This Is How Machine Learning Is Changing The UK Financial Services Landscape

This Is How Machine Learning Is Changing The UK Financial Services Landscape
This Is How Machine Learning Is Changing The UK Financial Services Landscape

Machine Learning applied to financial services industry has the potential to improve outcomes for both businesses and consumers. And in the UK, firms are beginning to take advantage of this. A recent survey, called ‘Machine Learning in UK Financial Services‘, carried out by the Bank of England (BoE) and the Financial Conduct Authority (FCA) has found that two thirds of respondents report they already use it in some form. The median firm uses live ML applications in two business areas and this is expected to more than double within the next three years.

The Bank of England (BoE) and Financial Conduct Authority (FCA) have a keen interest in the way that ML is being deployed by financial institutions. That is they we conducted a joint survey in 2019 to better understand the current use of ML in UK financial services. The survey was sent to almost 300 firms, including banks, credit brokers, e-money institutions, financial market infrastructure firms, investment managers, insurers, non-bank lenders and principal trading firms, with a total of 106 responses received.

The survey asked about the nature of deployment of ML, the business areas where it is used and the maturity of applications. It also collected information on the technical characteristics of specific ML use cases. Those included how the models were tested and validated, the safeguards built into the software, the types of data and methods used, as well as considerations around benefits, risks, complexity and governance.
Although the survey findings cannot be considered to be statistically representative of the entire UK financial system, they do provide interesting insights.

Two thirds of respondents have live machine learning applications in use. Source: Bank of England

The survey found that in many cases, ML development has passed the initial development phase, and is entering more advanced stages of deployment. It has been proved that one third of ML applications are used for a considerable share of activities in a specific business area. And among all these activities, deployment is most advanced in the banking and insurance sectors. From front-office to back-office, ML is now used across a range of business areas.

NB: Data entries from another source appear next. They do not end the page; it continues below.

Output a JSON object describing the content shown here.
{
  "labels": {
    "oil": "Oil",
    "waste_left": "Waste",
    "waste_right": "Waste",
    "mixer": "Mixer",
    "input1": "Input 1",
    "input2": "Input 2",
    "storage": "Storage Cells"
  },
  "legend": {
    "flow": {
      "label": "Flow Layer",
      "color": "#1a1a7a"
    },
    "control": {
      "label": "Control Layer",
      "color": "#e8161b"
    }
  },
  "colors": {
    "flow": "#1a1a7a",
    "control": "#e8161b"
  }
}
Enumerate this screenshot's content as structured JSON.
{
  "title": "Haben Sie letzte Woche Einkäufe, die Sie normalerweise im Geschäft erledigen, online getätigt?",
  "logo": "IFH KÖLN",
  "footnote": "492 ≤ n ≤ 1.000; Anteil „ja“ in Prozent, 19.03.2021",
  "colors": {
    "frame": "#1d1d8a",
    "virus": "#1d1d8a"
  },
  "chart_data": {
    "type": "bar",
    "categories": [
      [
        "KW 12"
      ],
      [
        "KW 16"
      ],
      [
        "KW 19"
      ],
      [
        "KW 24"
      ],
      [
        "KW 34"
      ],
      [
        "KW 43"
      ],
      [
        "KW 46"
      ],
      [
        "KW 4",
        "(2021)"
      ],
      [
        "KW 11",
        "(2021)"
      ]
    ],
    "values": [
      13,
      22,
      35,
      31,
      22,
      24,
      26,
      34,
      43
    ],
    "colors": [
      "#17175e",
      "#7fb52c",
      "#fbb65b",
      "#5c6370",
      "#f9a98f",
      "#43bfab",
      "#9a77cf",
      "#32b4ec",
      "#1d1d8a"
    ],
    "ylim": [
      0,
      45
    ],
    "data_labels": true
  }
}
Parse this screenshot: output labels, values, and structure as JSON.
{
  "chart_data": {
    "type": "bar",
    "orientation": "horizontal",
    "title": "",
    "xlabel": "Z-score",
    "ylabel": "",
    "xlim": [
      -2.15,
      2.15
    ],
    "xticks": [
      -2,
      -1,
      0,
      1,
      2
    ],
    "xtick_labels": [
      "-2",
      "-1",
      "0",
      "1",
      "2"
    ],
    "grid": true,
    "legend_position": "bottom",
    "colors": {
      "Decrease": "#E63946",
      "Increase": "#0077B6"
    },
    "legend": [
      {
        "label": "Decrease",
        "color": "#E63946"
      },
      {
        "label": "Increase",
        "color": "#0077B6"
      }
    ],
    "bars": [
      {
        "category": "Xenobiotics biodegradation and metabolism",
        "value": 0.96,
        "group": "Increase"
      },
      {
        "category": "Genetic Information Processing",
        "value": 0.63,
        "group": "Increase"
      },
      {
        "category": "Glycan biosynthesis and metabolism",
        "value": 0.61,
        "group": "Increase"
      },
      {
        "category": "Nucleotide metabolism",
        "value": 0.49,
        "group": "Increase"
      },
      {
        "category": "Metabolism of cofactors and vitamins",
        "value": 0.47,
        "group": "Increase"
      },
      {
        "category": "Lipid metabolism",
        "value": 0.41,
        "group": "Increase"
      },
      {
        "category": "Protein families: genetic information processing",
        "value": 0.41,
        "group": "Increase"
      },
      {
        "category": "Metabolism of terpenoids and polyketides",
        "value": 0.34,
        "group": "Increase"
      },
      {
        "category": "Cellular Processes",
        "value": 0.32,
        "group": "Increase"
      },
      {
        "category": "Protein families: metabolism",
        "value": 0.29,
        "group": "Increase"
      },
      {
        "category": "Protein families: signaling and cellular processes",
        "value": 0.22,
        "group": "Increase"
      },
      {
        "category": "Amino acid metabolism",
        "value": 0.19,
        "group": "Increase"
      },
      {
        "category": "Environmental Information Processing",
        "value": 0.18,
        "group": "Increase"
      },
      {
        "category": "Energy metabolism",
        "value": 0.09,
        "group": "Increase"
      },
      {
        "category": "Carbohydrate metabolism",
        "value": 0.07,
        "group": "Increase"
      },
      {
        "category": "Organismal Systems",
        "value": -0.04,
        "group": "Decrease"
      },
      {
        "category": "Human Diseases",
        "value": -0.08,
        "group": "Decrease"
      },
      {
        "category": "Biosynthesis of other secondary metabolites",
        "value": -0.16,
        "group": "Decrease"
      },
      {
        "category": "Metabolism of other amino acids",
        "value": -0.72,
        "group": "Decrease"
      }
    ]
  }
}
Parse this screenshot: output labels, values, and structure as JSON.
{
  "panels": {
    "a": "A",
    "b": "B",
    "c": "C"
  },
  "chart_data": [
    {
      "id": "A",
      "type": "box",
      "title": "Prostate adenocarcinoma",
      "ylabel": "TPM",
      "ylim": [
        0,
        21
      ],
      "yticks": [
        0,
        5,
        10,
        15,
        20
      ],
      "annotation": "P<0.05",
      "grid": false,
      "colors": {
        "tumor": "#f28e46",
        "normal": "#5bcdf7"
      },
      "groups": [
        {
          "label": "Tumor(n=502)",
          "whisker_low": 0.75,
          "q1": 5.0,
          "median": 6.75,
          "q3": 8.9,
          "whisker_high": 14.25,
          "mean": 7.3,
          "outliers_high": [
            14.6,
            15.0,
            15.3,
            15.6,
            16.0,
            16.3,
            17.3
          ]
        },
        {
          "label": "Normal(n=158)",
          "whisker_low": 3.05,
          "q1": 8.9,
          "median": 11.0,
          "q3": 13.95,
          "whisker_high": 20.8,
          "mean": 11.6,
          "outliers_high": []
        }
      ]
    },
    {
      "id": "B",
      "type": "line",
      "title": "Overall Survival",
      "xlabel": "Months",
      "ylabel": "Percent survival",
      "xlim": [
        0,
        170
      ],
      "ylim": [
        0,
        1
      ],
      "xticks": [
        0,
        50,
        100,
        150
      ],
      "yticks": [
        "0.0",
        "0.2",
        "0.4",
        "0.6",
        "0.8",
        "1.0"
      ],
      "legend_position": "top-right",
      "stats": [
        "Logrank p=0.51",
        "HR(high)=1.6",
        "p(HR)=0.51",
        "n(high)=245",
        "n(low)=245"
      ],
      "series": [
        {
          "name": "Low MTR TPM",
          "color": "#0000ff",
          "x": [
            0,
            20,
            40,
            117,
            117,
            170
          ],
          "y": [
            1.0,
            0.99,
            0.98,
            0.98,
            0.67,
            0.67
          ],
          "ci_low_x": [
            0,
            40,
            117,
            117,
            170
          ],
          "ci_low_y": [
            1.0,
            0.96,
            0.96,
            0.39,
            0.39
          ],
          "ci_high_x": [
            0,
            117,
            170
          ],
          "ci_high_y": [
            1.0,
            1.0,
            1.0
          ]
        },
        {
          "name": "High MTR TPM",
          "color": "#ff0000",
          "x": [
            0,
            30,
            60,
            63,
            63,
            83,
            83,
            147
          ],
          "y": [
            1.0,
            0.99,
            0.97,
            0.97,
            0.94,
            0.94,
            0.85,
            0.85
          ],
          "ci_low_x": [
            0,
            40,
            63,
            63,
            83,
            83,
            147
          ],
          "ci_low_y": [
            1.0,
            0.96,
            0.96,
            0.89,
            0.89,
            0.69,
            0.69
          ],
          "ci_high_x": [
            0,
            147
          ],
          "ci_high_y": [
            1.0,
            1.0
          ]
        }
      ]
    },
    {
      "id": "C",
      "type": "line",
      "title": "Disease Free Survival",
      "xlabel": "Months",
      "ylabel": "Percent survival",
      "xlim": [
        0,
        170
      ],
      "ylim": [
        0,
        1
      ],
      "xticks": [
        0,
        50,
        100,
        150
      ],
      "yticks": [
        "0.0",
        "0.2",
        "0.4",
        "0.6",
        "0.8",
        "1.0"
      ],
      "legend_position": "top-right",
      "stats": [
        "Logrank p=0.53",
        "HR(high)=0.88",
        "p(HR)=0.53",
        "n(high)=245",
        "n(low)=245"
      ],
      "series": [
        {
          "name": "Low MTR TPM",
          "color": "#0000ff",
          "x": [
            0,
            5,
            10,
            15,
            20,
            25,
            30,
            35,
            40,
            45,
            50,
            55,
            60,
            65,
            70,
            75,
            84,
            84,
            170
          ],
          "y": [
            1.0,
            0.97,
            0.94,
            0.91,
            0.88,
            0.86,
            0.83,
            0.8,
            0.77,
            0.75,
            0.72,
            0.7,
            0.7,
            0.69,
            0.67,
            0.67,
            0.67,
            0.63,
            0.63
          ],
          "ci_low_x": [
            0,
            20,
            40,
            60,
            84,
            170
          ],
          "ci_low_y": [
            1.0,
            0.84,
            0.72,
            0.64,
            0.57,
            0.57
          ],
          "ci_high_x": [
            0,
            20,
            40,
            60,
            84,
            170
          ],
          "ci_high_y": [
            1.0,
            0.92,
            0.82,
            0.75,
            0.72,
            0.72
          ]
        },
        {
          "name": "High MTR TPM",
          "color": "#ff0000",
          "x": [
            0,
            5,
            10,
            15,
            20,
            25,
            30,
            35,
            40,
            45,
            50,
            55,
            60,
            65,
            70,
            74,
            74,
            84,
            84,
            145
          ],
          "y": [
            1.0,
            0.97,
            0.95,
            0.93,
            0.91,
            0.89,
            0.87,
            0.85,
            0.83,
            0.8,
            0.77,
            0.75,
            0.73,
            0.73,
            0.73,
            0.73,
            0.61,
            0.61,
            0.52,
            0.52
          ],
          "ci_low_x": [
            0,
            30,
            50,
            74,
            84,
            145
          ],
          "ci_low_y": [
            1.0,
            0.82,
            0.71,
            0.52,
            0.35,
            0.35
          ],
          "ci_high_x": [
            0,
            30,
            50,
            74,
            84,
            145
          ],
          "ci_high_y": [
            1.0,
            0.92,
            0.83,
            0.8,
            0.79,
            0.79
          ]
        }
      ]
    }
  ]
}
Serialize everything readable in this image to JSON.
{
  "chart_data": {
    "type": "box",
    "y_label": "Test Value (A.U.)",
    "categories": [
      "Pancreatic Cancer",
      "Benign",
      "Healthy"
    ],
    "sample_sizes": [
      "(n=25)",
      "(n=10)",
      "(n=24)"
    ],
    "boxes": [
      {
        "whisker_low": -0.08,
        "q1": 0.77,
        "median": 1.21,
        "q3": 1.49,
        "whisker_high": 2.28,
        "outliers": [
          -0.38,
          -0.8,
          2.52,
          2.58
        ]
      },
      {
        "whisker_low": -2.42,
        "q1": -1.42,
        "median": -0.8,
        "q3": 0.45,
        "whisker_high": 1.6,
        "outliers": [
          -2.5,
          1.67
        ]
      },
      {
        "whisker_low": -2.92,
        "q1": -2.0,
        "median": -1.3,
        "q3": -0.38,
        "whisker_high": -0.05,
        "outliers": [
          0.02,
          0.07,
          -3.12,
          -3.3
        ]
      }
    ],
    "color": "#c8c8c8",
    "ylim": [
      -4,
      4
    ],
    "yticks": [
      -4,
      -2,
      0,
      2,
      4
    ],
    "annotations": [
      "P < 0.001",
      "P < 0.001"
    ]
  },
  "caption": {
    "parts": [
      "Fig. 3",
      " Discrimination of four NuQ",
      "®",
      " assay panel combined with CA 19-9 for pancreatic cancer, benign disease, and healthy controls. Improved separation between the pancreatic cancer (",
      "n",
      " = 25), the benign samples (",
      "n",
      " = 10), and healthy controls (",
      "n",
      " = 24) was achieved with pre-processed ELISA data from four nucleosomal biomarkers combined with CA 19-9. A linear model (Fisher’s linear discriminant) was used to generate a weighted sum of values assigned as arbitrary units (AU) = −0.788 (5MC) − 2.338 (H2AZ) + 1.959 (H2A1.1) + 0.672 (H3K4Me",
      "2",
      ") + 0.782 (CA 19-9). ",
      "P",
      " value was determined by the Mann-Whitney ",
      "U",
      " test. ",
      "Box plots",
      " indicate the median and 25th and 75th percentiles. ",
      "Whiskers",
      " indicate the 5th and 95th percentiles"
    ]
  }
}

Likewise, one of the most commonly uses that financial firms are applying ML to is in anti-money laundering (AML) and fraud detection as well as in customer-facing applications (eg customer services and marketing). Some firms also use ML in areas such as credit risk management, trade pricing and execution, as well as general insurance pricing and underwriting.

Another key fact that the survey found is that regulation is not seen as a barrier but some firms stress the need for additional guidance on how to interpret current regulation. Firms do not think regulation is a barrier to ML deployment. The biggest reported constraints are internal to firms, such as legacy IT systems and data limitations. However, firms stressed that additional guidance around how to interpret current regulation could serve as an enabler for ML deployment.

Regarding potential risks financial services companies may face when applying ML, the survey found that firms thought that ML does not necessarily create new risks, but could be an amplifier of existing ones. Such risks, for instance ML applications not working as intended, may occur if model validation and governance frameworks do not keep pace with technological developments. Firms use a variety of safeguards to manage the risks associated with ML. The most common safeguards are alert systems and so-called ‘human-in-the-loop’ mechanisms. These can be useful for flagging if the model does not work as intended (eg in the case of model drift, which can occur as ML applications are continuously updated and make decisions that are outside their original parameters).

The majority of firms have an explicit strategy for machine learning. Source: Bank of England

In parallel, firms also validate ML applications before and after deployment. The most common validation methods are outcome-focused monitoring and testing against benchmarks. However, many firms note that ML validation frameworks still need to evolve in line with the nature, scale and complexity of ML applications. Firms mostly design and develop ML applications in-house. However, they sometimes rely on third-party providers for the underlying platforms and infrastructure, such as cloud computing.

The majority of users apply their existing model risk management framework to ML applications. But many highlight that these frameworks might have to evolve in line with increasing maturity and sophistication of ML techniques. This was also highlighted in the BoE’s response to the Future of Finance report. In order to foster further conversation around ML innovation, the BoE and the FCA have announced plans to establish a public-private group to explore some of the questions and technical areas covered in this report.

The promise of ML is to make financial services and markets more efficient, accessible and tailored to consumer needs. At the same time, existing risks may be amplified if governance and controls do not keep pace with technological developments. More broadly, ML also raises profound questions around the use of data, complexity of techniques and the automation of processes, systems and decision-making. And in recent years, improved software and hardware as well as increasing volumes of data have accelerated the pace of ML development, specially in the financial services industry.